In the past, there has been a diverse and patchy approach to ADR in the UK, with several different models in operation in different markets. ADR is mandatory in certain sectors where there is a high risk of consumer detriment. In other sectors, voluntary schemes operate which traders can choose to join and these are usually linked to trade associations.

The EU Directive on Consumer ADR and an EU Regulation on Consumer Online Dispute Resolution were published in July 2013. The requirements of the Directive were implemented into UK law by two sets of regulation, laid in in March and June 2015:

These Regulations (known as the ‘ADR Regulations’) came into force on 9 July 2015, except for the business information requirement which took effect from 1 October 2015.

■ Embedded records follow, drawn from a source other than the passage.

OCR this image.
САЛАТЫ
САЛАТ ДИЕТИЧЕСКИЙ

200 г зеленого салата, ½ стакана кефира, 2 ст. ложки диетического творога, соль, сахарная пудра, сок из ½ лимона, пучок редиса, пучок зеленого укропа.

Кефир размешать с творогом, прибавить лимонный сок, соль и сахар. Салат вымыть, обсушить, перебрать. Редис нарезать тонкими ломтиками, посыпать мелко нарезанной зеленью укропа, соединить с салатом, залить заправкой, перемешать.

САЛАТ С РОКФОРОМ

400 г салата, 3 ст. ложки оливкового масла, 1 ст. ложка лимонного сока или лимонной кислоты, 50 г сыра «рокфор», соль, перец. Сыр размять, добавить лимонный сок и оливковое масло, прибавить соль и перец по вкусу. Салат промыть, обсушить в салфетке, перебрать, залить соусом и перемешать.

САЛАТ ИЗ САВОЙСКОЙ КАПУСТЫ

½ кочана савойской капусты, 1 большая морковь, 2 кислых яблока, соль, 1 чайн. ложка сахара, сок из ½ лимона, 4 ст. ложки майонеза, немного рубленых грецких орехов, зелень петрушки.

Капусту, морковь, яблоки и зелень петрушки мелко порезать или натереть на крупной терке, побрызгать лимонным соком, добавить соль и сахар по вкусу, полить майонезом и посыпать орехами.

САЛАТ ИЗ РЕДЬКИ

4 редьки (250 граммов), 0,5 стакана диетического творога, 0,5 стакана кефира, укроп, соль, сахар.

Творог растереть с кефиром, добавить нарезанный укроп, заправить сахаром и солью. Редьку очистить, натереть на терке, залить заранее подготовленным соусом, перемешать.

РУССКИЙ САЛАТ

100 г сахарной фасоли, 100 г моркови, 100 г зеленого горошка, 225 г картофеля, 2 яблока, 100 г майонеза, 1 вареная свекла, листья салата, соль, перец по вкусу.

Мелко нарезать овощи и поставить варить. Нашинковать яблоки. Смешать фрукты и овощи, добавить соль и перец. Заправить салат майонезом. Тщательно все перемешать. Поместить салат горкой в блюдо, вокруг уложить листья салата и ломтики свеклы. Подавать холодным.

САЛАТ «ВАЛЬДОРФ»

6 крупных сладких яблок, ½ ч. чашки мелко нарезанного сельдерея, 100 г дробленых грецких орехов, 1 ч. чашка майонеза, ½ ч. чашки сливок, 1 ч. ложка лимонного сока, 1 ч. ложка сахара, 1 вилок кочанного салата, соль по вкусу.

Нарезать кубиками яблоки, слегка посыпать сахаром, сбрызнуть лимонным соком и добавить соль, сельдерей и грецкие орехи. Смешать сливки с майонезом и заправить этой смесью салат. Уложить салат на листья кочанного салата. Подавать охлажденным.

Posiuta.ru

The Directive requires that the UK Government ensures that all consumer sectors have access to ADR bodies that have been audited against set quality criteria. In addition, the Directive requires that all trade associations who are approved ADR bodies present this information on their website in a clear and concise manner.

Under the new Regulations, if a trader fails to resolve a dispute directly with a consumer, the trader will be required to give the consumer the details of the relevant approved ADR body and indicate whether he/she intends to use it. Nothing requires the trader to actually use the approved body or any other body.  

This Commons briefing Paper outlines the background to, and the main provisions of, the new ADR Regulations 2015. Like the Regulations, this Paper is only concerned with consumer ADR (i.e. a dispute between a trader and a consumer).